If you’ve ever been held under too long in the swimming pool as a kid and feared you were going to die, she said, you can empathize with the fear some people are having right now.
“For someone who is having a phobic response, it’s that painful and frightening,” she said.
Empathy and exposure therapy can help
Try to understand and empathize with what someone with an insect phobia is going through. “When somebody has a phobia of bugs or insects, the thing they are dreading most is physical contact,” Cassiday said.
“That’s what can make it so compelling to stay indoors or cover yourself up completely. When you’re having anxiety, it’s out of proportion to the situation,” she said, and typically the people having anxiety are aware that’s true.
People who don’t have an anxiety disorder and “might otherwise be kind might think it’s funny to taunt people who do,” Cassiday said. But that’s a bad way to respond.
“The first thing, if you want to be a good supportive friend or colleague, is to understand it’s not funny to the other person,” she said. “It’s extreme, it feels awful.”

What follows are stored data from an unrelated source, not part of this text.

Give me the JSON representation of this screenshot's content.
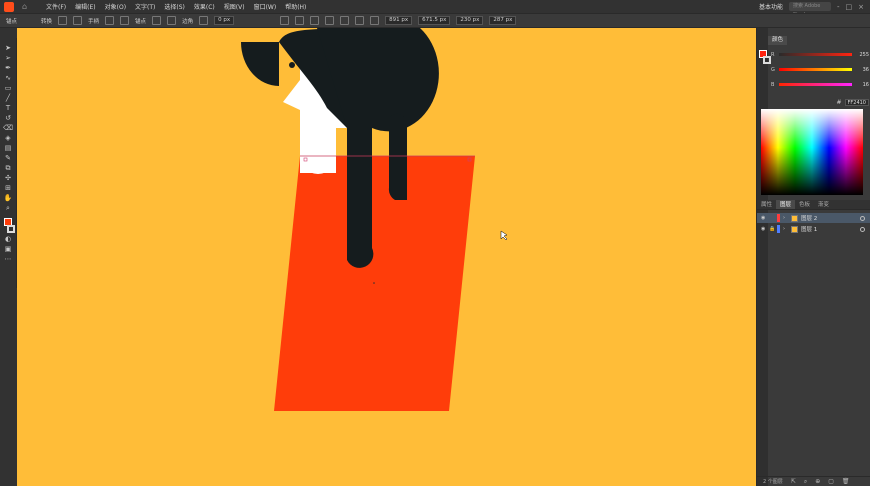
{
  "menubar": {
    "menus": [
      "文件(F)",
      "编辑(E)",
      "对象(O)",
      "文字(T)",
      "选择(S)",
      "效果(C)",
      "视图(V)",
      "窗口(W)",
      "帮助(H)"
    ],
    "workspace": "基本功能",
    "search_placeholder": "搜索 Adobe Stock",
    "window_controls": [
      "-",
      "□",
      "×"
    ]
  },
  "control": {
    "anchor_label": "锚点",
    "convert_label": "转换",
    "handle_label": "手柄",
    "anchor2_label": "锚点",
    "corner_label": "边角",
    "corner_value": "0 px",
    "x_value": "891 px",
    "y_value": "671.5 px",
    "w_value": "230 px",
    "h_value": "287 px"
  },
  "color_panel": {
    "tab": "颜色",
    "r_value": "255",
    "g_value": "36",
    "b_value": "16",
    "hex": "FF2410",
    "r_color": "#ff2410"
  },
  "layers_panel": {
    "tabs": [
      "属性",
      "图层",
      "色板",
      "渐变"
    ],
    "layers": [
      {
        "name": "图层 2",
        "color": "#ff3d3d"
      },
      {
        "name": "图层 1",
        "color": "#4f7fff"
      }
    ],
    "footer": "2 个图层"
  },
  "canvas": {
    "background": "#ffbd38",
    "hair_color": "#151c1e",
    "skin_color": "#ffffff",
    "dress_color": "#ff3d0a"
  }
}
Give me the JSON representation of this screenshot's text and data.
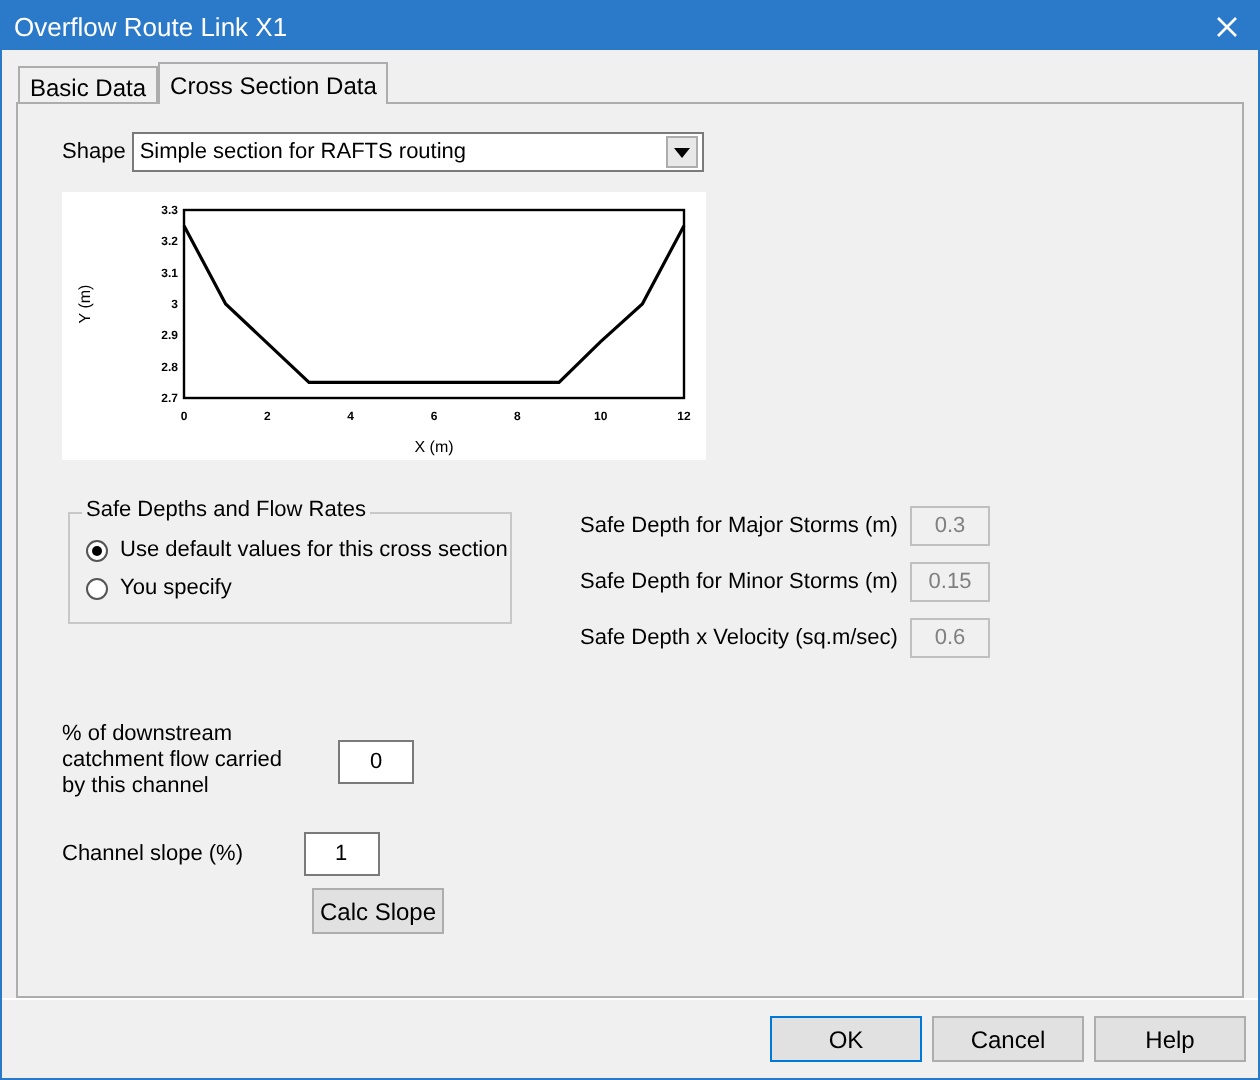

Telling people the bugs are harmless and that they help aerate the soil (both of which are true) and that the natural phenomenon is amazing to witness isn’t helpful either, she said.
“Say things like, ‘I wish I could help make it easier for you.’ Ask if there’s something you can do,” she said. “Typically, the response you’re going to get is ‘Thank you for understanding.'”
As much as she wants everyone to get help for their phobias, Cassiday said certain phobias can be episodic. “You can live your life and be just fine with it, except when there’s an unusual event.”
For people with a cicada phobia who want to get a handle on it, she said exposure treatments that involve learning about the insects, getting close to them, and even touching them can help.
Cira, too, recommended exposure therapy to people with insect and other phobias.
“If it’s negatively affecting your ability to function and live your life, you can get some professional help,” she said. “It doesn’t have to be that way.”
Knowing you’re not alone can be a source of support, too.
“My guess is we’re going to have people who are sort of coming out of the closet with their bug phobia because this is really unusual,” Cassiday said.